All of these generate backlinks when you publish. However, none of the above solutions were built keeping Obsidian in mind.

  • Gatsby Digital Garden was built to import and publish content from Roam. It also has a graph view. It displays transcluded text in backlinks when content is imported from Roam but not when content is authored elsewhere in markdown.

  • Simply Jekyll uses [[ ]] for wiki like links, and therefore can be used for publishing content authored in Obsidian. However, it also uses [[ ]] for many of its other nifty functionalities. So, you have to either let go of those functionalities or stop using Obsidian as the text editor. VS Code with Notecomplete plugin works. It is also the only one that has search built in. Check out https://www.raghuveer.net, personal blog site of the author of Simply Jekyll.

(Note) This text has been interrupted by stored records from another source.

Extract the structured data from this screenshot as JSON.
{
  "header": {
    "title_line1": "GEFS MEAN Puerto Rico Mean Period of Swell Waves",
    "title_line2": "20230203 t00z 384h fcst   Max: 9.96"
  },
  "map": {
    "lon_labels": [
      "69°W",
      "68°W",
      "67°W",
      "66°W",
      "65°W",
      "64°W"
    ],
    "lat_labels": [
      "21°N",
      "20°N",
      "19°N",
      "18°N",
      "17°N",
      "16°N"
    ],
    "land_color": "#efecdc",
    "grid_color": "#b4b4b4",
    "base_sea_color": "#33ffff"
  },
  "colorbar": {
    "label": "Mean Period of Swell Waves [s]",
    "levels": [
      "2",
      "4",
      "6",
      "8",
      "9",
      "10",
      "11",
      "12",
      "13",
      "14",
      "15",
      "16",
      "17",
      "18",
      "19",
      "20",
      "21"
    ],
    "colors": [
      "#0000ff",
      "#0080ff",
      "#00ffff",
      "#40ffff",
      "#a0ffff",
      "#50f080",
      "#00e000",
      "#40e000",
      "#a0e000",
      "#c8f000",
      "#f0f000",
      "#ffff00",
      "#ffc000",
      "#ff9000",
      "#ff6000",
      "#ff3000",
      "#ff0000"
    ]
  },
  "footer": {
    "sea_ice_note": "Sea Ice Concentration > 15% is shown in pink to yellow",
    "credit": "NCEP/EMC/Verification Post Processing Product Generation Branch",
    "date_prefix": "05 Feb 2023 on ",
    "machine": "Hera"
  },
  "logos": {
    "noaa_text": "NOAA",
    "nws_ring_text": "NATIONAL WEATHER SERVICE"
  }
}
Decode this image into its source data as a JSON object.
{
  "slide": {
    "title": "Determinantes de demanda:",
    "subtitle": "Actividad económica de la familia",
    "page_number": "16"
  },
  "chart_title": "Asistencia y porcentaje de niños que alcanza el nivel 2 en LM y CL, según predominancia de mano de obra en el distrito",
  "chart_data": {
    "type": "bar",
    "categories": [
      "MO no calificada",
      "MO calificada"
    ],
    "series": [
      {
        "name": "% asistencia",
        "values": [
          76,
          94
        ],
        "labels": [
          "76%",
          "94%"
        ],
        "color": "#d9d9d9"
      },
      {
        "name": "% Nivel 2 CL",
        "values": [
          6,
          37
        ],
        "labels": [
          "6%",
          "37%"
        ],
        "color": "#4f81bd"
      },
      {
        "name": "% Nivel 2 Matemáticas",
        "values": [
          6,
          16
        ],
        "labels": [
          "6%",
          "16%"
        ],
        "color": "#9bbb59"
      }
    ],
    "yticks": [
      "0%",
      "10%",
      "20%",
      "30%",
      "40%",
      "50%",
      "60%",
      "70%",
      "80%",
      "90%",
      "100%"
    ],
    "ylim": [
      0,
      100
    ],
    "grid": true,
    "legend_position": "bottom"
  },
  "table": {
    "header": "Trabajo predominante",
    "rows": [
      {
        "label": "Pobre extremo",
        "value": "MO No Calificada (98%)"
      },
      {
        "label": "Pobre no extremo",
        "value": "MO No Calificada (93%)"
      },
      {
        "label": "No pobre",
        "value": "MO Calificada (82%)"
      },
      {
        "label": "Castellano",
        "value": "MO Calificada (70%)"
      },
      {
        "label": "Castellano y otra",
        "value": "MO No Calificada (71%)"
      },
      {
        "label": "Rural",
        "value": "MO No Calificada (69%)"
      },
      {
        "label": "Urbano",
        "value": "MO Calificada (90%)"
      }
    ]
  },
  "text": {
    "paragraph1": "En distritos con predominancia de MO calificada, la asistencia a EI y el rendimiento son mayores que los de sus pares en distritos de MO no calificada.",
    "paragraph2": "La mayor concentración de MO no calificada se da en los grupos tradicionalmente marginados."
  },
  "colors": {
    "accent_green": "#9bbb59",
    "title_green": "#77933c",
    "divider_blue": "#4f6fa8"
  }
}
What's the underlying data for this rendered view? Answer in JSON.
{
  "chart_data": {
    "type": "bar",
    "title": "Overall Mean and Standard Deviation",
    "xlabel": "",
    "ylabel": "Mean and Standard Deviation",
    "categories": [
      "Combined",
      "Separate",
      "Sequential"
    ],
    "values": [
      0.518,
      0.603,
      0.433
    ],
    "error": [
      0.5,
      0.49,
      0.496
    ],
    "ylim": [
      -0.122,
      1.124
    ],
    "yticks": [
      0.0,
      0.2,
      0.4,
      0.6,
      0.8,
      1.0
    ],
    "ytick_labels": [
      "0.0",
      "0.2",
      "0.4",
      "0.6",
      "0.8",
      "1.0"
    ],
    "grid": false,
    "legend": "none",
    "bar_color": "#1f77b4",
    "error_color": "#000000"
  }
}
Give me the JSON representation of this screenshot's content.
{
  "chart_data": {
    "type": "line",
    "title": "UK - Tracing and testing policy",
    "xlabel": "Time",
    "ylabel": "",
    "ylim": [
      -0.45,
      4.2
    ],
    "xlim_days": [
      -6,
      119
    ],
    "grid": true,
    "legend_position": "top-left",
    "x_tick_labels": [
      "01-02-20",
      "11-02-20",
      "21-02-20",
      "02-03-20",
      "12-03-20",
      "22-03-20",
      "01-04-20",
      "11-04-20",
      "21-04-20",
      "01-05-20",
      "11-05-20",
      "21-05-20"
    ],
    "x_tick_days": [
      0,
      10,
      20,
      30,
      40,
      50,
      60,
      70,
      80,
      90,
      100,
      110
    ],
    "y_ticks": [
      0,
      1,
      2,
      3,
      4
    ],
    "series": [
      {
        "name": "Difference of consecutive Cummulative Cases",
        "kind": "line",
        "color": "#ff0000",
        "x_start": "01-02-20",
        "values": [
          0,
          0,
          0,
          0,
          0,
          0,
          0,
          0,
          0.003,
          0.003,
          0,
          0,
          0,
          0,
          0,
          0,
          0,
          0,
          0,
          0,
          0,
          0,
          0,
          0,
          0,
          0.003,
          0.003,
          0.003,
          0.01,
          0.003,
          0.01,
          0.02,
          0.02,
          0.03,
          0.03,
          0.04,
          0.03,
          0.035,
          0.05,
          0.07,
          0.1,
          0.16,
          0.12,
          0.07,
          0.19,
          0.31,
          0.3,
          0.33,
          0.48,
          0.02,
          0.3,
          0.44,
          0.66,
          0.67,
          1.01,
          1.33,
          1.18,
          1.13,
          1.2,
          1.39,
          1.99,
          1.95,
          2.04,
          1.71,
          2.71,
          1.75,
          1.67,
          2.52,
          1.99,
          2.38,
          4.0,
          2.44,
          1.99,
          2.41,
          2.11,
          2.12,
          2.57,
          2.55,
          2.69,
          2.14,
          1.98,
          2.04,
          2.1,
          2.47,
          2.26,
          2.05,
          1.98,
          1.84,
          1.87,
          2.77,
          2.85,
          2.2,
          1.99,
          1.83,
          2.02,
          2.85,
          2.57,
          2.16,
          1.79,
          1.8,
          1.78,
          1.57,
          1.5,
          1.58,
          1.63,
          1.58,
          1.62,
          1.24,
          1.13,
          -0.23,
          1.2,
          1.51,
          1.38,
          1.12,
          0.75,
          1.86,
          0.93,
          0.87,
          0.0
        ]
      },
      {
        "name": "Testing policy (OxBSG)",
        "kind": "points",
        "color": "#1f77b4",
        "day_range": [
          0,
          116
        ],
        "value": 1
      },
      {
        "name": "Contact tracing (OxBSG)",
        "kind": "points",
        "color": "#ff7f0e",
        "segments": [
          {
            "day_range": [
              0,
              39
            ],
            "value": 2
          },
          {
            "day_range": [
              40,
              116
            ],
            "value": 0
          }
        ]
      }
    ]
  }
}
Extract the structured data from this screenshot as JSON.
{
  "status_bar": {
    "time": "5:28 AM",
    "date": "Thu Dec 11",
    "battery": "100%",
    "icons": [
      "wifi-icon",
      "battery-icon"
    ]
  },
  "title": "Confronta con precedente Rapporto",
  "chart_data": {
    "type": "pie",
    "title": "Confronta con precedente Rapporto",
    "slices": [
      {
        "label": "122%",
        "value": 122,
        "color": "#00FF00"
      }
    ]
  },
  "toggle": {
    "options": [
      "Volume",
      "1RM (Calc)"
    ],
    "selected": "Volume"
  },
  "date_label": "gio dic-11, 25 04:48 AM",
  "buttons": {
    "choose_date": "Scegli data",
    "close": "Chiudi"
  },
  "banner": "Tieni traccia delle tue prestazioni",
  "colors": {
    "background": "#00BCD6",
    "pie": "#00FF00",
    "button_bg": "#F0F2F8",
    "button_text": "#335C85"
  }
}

  • Gatsby Theme Brain does not provide either a graph view or even a list of topic. Also, it picks up topic title from the YAML frontmatter.

  • None of these currently support [[Actual Topic Title|Desired Display Text]] or [[Topic Title#Heading]] links. And I am not sure if any of these can be used to selectively publish topics.

9 Likes

I just discovered a Git-based wiki static site generator, which seems to support [[]] links https://github.com/gollum/gollum/wiki#link-tag, an RSS feed of changes to the wiki https://github.com/gollum/gollum/wiki/5.0-release-notes#rss-feed, and many more features. I wonder if folks hosting their Obsidian vault in Git would be able to use this alongside it for an easy automatic publishing solution. The RSS feed is of particular interest to me because it means I could also make a newsletter out of it. Anyone more technical than me know if there’s a reason this wouldn’t work?

3 Likes

Hey there,

I built a solution for publishing Obsidian notes to GitHub Pages and other platforms.

With docsify I create a single page application and then added a docsify plugin to convert the wiki links.

In short I walked through regex hell to convert wiki links.

Next step is SSR.

4 Likes

I have another and simple solution here, using mkdocs(github page) and my mkdocs roamlike plugin, see: https://github.com/Jackiexiao/foam-mkdocs-template

it support [[roamlink]], add it could automatically publish to github page

4 Likes

@surbh

You can use this fork of simply-jekyll to get access to [] (internal and external) links :

I use it with Obsidian everyday and it works very well : https://arboretum.link

I’m not sure it integrates well with GitHub pages, but you can host it at Netlify for free and as easily as GitHub Pages.

If you want the [] feature for your site, you can check the content.html file in _includes\ which contains this functionality.

4 Likes

Since I use pelican as a static site generator I built a small plugin for that. GitHub - jonathan-s/pelican-obsidian: Makes it possible to bridge work in obsidian to pelican seamlessly

This is not exact solution to your query, but look forward to this potential solution:

I recently found Publii. It is an offline CMS (static site generator). But currently don’t support any of the Obsidian features (except markdown input). However, they say they are going to allow extending it through ‘Plugins’.

Hope, it will help us publish Obsidian Vaults through it. Btw, I raised an issue for this specific enhancement on their Github profile. It would be nice if more persons, encourage them to bring such plugin.